Small_islandSmall Island - Andrea Levy

Small Island is a grim tale, full of grey rain filled skies and dirty London streets.  Even Jamaica seems grim and lonely with lost characters such as the Mr Philip the religious fanatic who lauds over his family meal times with talk of hell and damnation.  And then there is Mrs Ryder who with her Evangelist husband had sold up in America to come and set up a school for "poor black children".  Mrs Ryder, white, thin and nearly bald is a sad figure of loneliness.

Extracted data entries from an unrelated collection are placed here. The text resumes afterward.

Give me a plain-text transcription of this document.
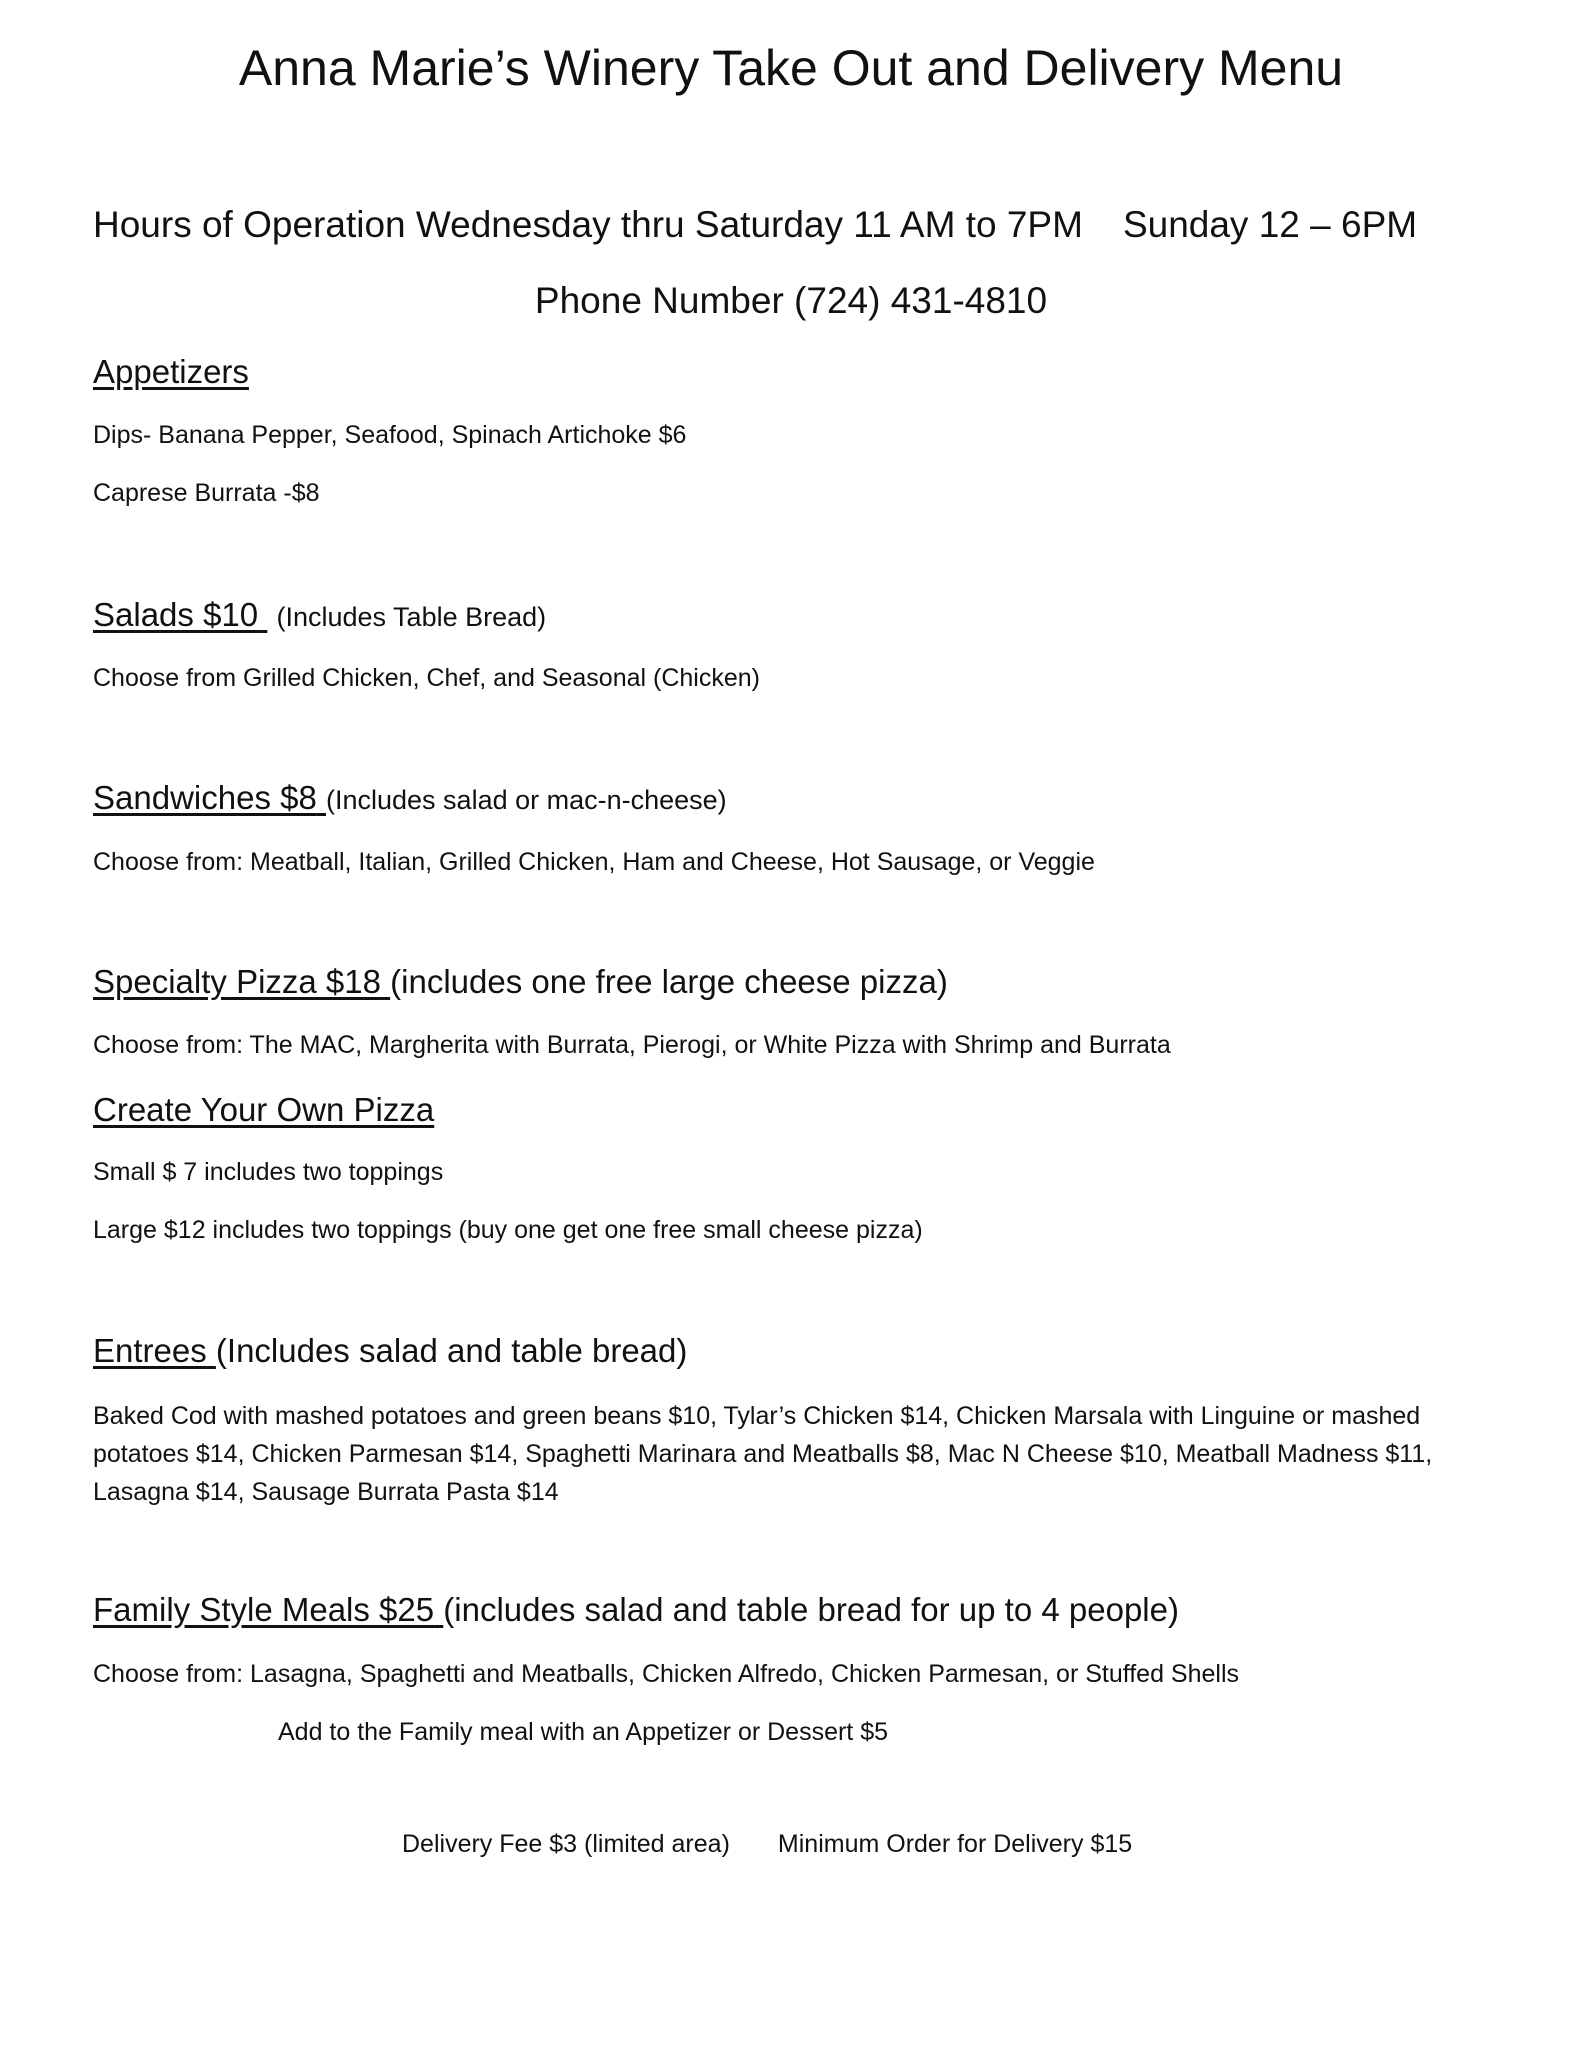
Anna Marie’s Winery Take Out and Delivery Menu
Hours of Operation Wednesday thru Saturday 11 AM to 7PM Sunday 12 – 6PM
Phone Number (724) 431-4810
Appetizers
Dips- Banana Pepper, Seafood, Spinach Artichoke $6
Caprese Burrata -$8
Salads $10 (Includes Table Bread)
Choose from Grilled Chicken, Chef, and Seasonal (Chicken)
Sandwiches $8 (Includes salad or mac-n-cheese)
Choose from: Meatball, Italian, Grilled Chicken, Ham and Cheese, Hot Sausage, or Veggie
Specialty Pizza $18 (includes one free large cheese pizza)
Choose from: The MAC, Margherita with Burrata, Pierogi, or White Pizza with Shrimp and Burrata
Create Your Own Pizza
Small $ 7 includes two toppings
Large $12 includes two toppings (buy one get one free small cheese pizza)
Entrees (Includes salad and table bread)
Baked Cod with mashed potatoes and green beans $10, Tylar’s Chicken $14, Chicken Marsala with Linguine or mashed potatoes $14, Chicken Parmesan $14, Spaghetti Marinara and Meatballs $8, Mac N Cheese $10, Meatball Madness $11, Lasagna $14, Sausage Burrata Pasta $14
Family Style Meals $25 (includes salad and table bread for up to 4 people)
Choose from: Lasagna, Spaghetti and Meatballs, Chicken Alfredo, Chicken Parmesan, or Stuffed Shells
Add to the Family meal with an Appetizer or Dessert $5
Delivery Fee $3 (limited area) Minimum Order for Delivery $15
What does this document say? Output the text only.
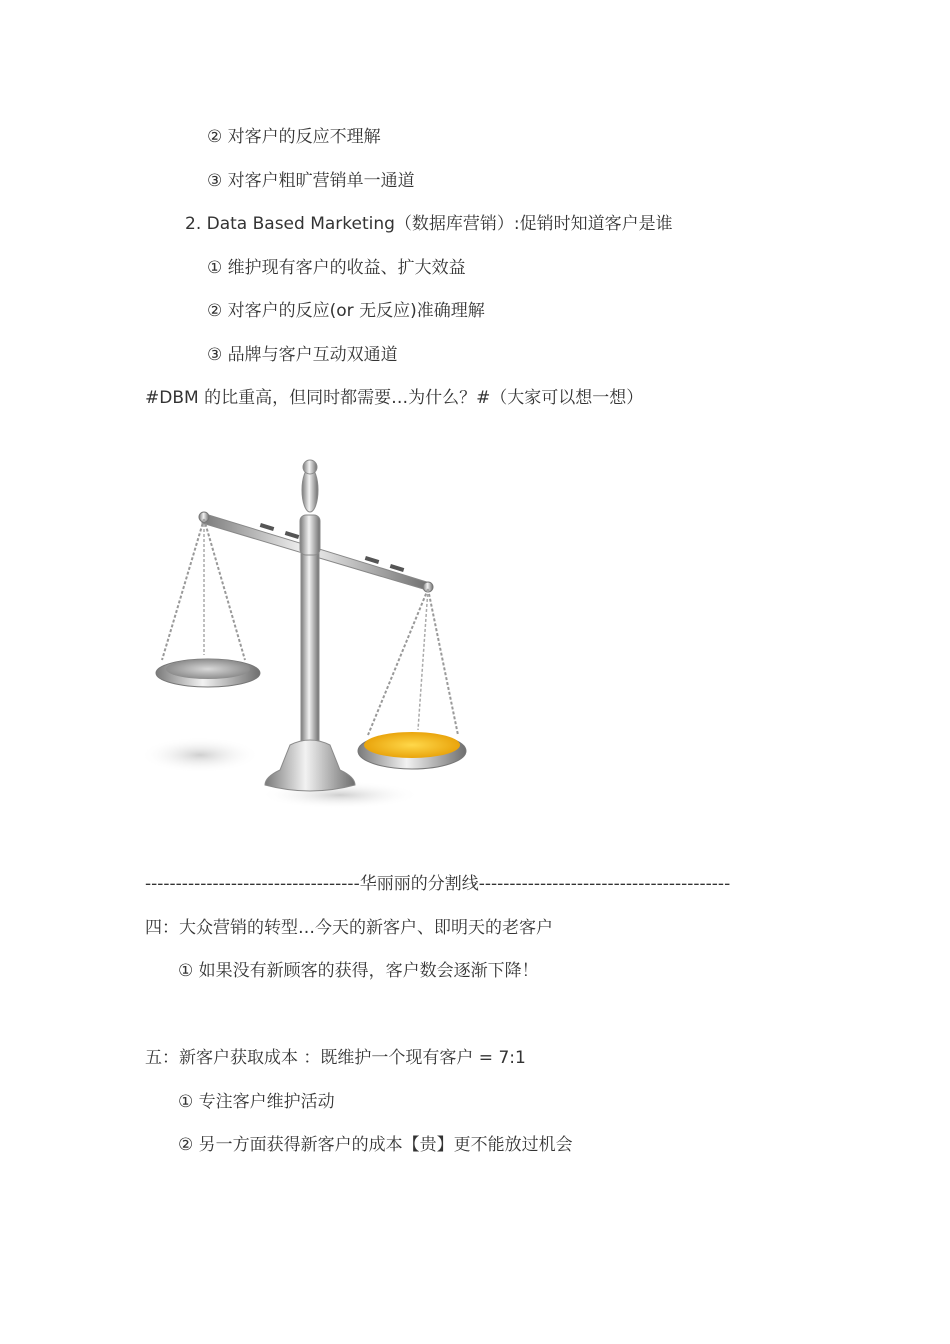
② 对客户的反应不理解
③ 对客户粗旷营销单一通道
2. Data Based Marketing（数据库营销）:促销时知道客户是谁
① 维护现有客户的收益、扩大效益
② 对客户的反应(or 无反应)准确理解
③ 品牌与客户互动双通道
#DBM 的比重高，但同时都需要…为什么？#（大家可以想一想）
-----------------------------------华丽丽的分割线-----------------------------------------
四：大众营销的转型…今天的新客户、即明天的老客户
① 如果没有新顾客的获得，客户数会逐渐下降！
五：新客户获取成本 ：既维护一个现有客户 = 7:1
① 专注客户维护活动
② 另一方面获得新客户的成本【贵】更不能放过机会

In Small Island, the margin begins it’s encounter with the center as Miss prim and proper teacher Hortense and her rough ex-airforce husband, Gilbert move to England.  There they meet Queenie, working class cockney landlady and Bernard her erstwhile almost forgotten husband.   The meeting of colony and coloniser is a huge disappointment for Hortense in particular with her airs and graces and self-importance.   Hortense has spent her early life in Jamaica learning to be and "English" lady.  She is shocked and feels betrayed both by her husband Gilbert who lives in a hovel with a piss pot under his bed and by the racism of the streets of London.    The two other main characters, Queenie and her husband Bernard are victims of the war as Queenie is left to fend for herself which is why she decides to let rooms in her home to black people despite opposition from her neighbours.   Bernard does not return until some three years after the end of the war only to find Queenie about to give birth to someone’s elses child.  Worse is to come as we discover the child is black and the empire turns on itself as Queenie begs on her knees for Gilbert and Hortense to take the child as their own "I never dreamed England would be like this.  Come, in what crazed reverie would a white Englishwoman be kneeling before me yearning for me to take her black child? There was no dream I could conceive so fanciful."